In [22]:
import pandas as pd
from prophet import Prophet
from sklearn.metrics import mean_squared_error
import numpy as np
from sklearn.model_selection import train_test_split
from data_extraction.dummy_data_extractor import extract_dummy_data

def prophet_forecasting(df, length_of_missing_data, data_logging_interval, dqStart):
    """
    Function to perform time series forecasting using Prophet.

    Parameters:
    - df: DataFrame, input data with columns ['ts', 'temp', 'new_point']
    - length_of_missing_data: int, length of missing data
    - data_logging_interval: int, data logging interval
    - dqStart: not used in the function but kept for consistency with the original signature

    Returns:
    - df: DataFrame with predictions for all rows with missing columns.
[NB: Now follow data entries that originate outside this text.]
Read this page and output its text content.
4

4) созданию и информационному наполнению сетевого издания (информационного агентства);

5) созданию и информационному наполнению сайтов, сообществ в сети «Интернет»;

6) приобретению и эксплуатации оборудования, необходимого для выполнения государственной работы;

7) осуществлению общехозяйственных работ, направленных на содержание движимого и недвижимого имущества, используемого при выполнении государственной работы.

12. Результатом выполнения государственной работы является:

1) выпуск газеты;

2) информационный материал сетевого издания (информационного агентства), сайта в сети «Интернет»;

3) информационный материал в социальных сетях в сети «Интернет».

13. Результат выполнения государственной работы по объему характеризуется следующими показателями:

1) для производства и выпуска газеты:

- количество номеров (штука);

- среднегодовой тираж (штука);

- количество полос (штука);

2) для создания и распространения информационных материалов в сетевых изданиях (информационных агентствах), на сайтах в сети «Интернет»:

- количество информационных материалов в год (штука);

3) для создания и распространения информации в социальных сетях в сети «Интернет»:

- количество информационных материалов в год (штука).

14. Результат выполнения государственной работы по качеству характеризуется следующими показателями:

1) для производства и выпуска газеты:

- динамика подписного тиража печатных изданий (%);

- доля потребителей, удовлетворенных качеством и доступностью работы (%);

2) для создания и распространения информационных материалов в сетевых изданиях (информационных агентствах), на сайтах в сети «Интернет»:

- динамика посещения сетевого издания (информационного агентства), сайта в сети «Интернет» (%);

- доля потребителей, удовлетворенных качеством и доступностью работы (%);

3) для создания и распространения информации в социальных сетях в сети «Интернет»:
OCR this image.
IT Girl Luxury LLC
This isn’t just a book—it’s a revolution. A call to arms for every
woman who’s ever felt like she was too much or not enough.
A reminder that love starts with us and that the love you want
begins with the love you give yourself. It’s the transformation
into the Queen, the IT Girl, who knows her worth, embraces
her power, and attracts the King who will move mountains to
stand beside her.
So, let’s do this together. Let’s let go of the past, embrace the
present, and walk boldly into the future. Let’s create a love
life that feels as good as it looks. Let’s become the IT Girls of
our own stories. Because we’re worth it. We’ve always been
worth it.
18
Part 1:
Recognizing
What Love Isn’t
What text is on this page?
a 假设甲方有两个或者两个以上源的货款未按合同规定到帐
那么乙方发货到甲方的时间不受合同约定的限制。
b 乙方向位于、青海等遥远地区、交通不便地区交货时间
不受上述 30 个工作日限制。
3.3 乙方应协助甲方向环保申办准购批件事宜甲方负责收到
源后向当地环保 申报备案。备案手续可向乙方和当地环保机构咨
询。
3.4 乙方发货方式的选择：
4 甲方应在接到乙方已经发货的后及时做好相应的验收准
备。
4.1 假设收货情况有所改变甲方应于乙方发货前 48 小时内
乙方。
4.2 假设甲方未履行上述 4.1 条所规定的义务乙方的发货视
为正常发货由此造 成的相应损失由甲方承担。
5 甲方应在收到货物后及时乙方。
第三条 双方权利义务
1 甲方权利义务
Index names as ts.
    """
    df = extract_dummy_data("dummy_data")
    df = df.at[0, "his"]
    mt = df.set_index(["ts"])

    # Tag and filter rows with missing
    mt["status"] = mt.isna().any(axis=1)
    mt_predict = mt[mt["status"] == 1]
    X_predict = mt_predict.iloc[:, 0:1]

    # Filtered master table
    mt_train = mt.dropna()

    # Separate data for temperature
    df_temp = mt_train[['temp']].reset_index().rename(columns={'ts': 'ds', 'temp': 'y'})

    # Ensure 'ds' column is timezone-naive
    df_temp['ds'] = df_temp['ds'].dt.tz_localize(None)

    # Calculate periods based on length_of_missing_data and data_logging_interval
    periods = int(length_of_missing_data / data_logging_interval) + 1

    # Split the data into training and testing sets
    train_temp, test_temp = train_test_split(df_temp, test_size=0.2, shuffle=False)

    # Initialize Prophet model with tuned hyperparameters
    model_temp = Prophet(seasonality_mode='additive', interval_width=0.95, changepoint_prior_scale=0.00001)

    # Fit the model
    model_temp.fit(train_temp)

    # Create future DataFrame for temp
    future_temp = model_temp.make_future_dataframe(periods=periods, freq=f'{data_logging_interval}T')

    # Predict the future values for temp
    forecast_temp = model_temp.predict(future_temp)

    # Compute RMSE for temp
    predicted_temp = forecast_temp['yhat'].values[-len(test_temp):]
    rmse_temp = np.sqrt(mean_squared_error(test_temp['y'], predicted_temp))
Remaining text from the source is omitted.